At noon we were picking plums in the Evening Orchard which has many plum trees, most of them oddities, crosses and wild damsons but the centrepiece of this old orchard is a grand old lady and this year the branches quite literally drip with clusters of fat, purpling beasts. The old lady has suffered neglect over the years and so is infested with coddling moths. This year is no different, but her crop is up and the proportion of infested plums is down. Another year and, perhaps, we'll have brought her back to her stately best. But still, we call this the Evening Orchard because its trees are in their twilight. A couple of years ago we wassailed the trees for fun and left a stoneware goblet of wine in her branches. We found it again as we pushed the birthing-ladder into her loins and reached out between two branches toward one of the apple trees which is dormant this year.

Not just dormant. It has a touch of fire-blight which it has fought without aid, but sits at a dangerous threshold. When we arrived, the trees ended at this line. Over several dark evenings we planted another line of espalliers at the edge of the old catchwater drain and, despite the head shaking of the local nay-sayers, this night planted orchard has thrived. But further up, there is a bloody line across the old orchard where the drainage fails and the winter waters gather.
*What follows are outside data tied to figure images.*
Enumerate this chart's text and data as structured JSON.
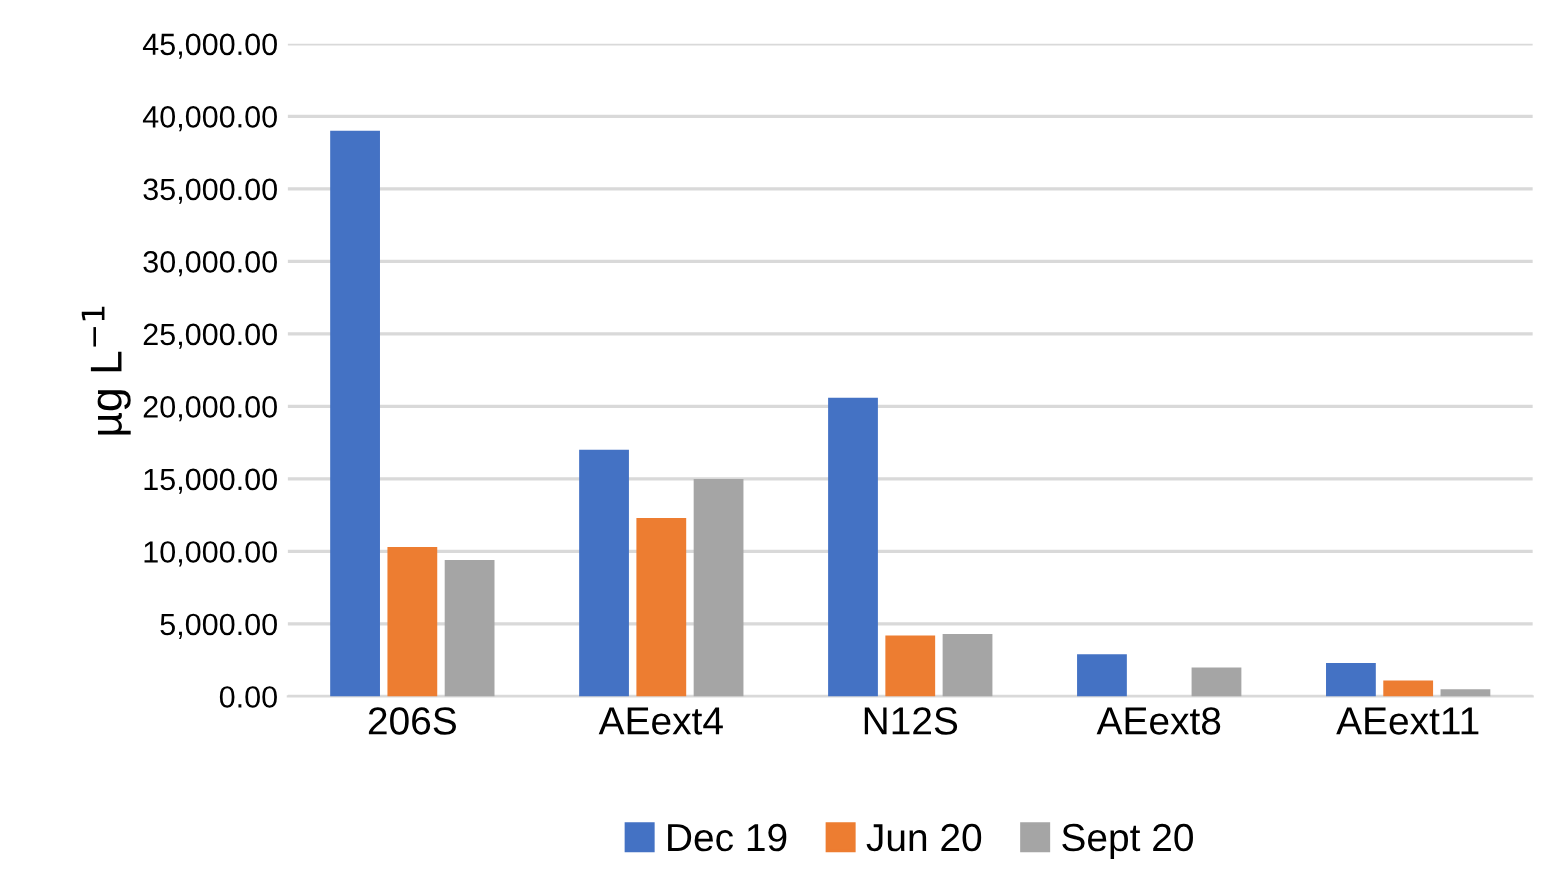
{
  "chart_data": {
    "type": "bar",
    "ylabel": "µg L$^{−1}$",
    "categories": [
      "206S",
      "AEext4",
      "N12S",
      "AEext8",
      "AEext11"
    ],
    "series": [
      {
        "name": "Dec 19",
        "color": "#4472c4",
        "values": [
          39000,
          17000,
          20600,
          2900,
          2300
        ]
      },
      {
        "name": "Jun 20",
        "color": "#ed7d31",
        "values": [
          10300,
          12300,
          4200,
          null,
          1100
        ]
      },
      {
        "name": "Sept 20",
        "color": "#a5a5a5",
        "values": [
          9400,
          15000,
          4300,
          2000,
          500
        ]
      }
    ],
    "ylim": [
      0,
      45000
    ],
    "yticks": [
      {
        "value": 0,
        "label": "0.00"
      },
      {
        "value": 5000,
        "label": "5,000.00"
      },
      {
        "value": 10000,
        "label": "10,000.00"
      },
      {
        "value": 15000,
        "label": "15,000.00"
      },
      {
        "value": 20000,
        "label": "20,000.00"
      },
      {
        "value": 25000,
        "label": "25,000.00"
      },
      {
        "value": 30000,
        "label": "30,000.00"
      },
      {
        "value": 35000,
        "label": "35,000.00"
      },
      {
        "value": 40000,
        "label": "40,000.00"
      },
      {
        "value": 45000,
        "label": "45,000.00"
      }
    ],
    "grid": "y",
    "legend": "bottom"
  }
}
The dormant apple sits on one side, and the ruin of a newly planted pear sits on the other. Last year, the new pear was well away and this year it set fruit. Now it has all but died. For months I've been trimming away infected branches and for months, like an advancing army, the fireblight has killed another branch. The cruelty of it stings. The blight had set in the middle of the tree and the top four feet, all the new growth, was fine. Desperate to save the new growth, I refused to cut the main stem. Today, I had to as the disease approached the last new stem and I fear that I have even left that too late. Next to it a new Quince is recovering from its own problems. Finally, its leaves have turned a deep green after two years pale and sickly and infected. It has taken a lot of work to turn it around.

But the real patient in the orchard is a gnarled old tree so riddled with festering crevices that when we examined it, we condemned it on the spot. But then at the end of a wonderful day learning to prune with the East of England Apples and Orchards Project we were shown their own pet project, a tree with barely a quarter of a stem left intact, which they planned to renovate over many years. So, our own basket case got a reprieve. Over the last two years it has been reduced to force one tiny branch to grow into a main stem. Now that stem is a bough and thick with enough child-branches of its own to sustain it when we, finally, sever the main boughs. Curiously, like the old lady, it has responded with a thick load of the mankiest, bitter-pitted apples you ever saw. 

And the almost totally dormant Blenheim Orange? We found a pair of perfectly ripe apples on a high branch as we harvested the plums and ate them in the sun surrounded by our sickly, sleepy patients.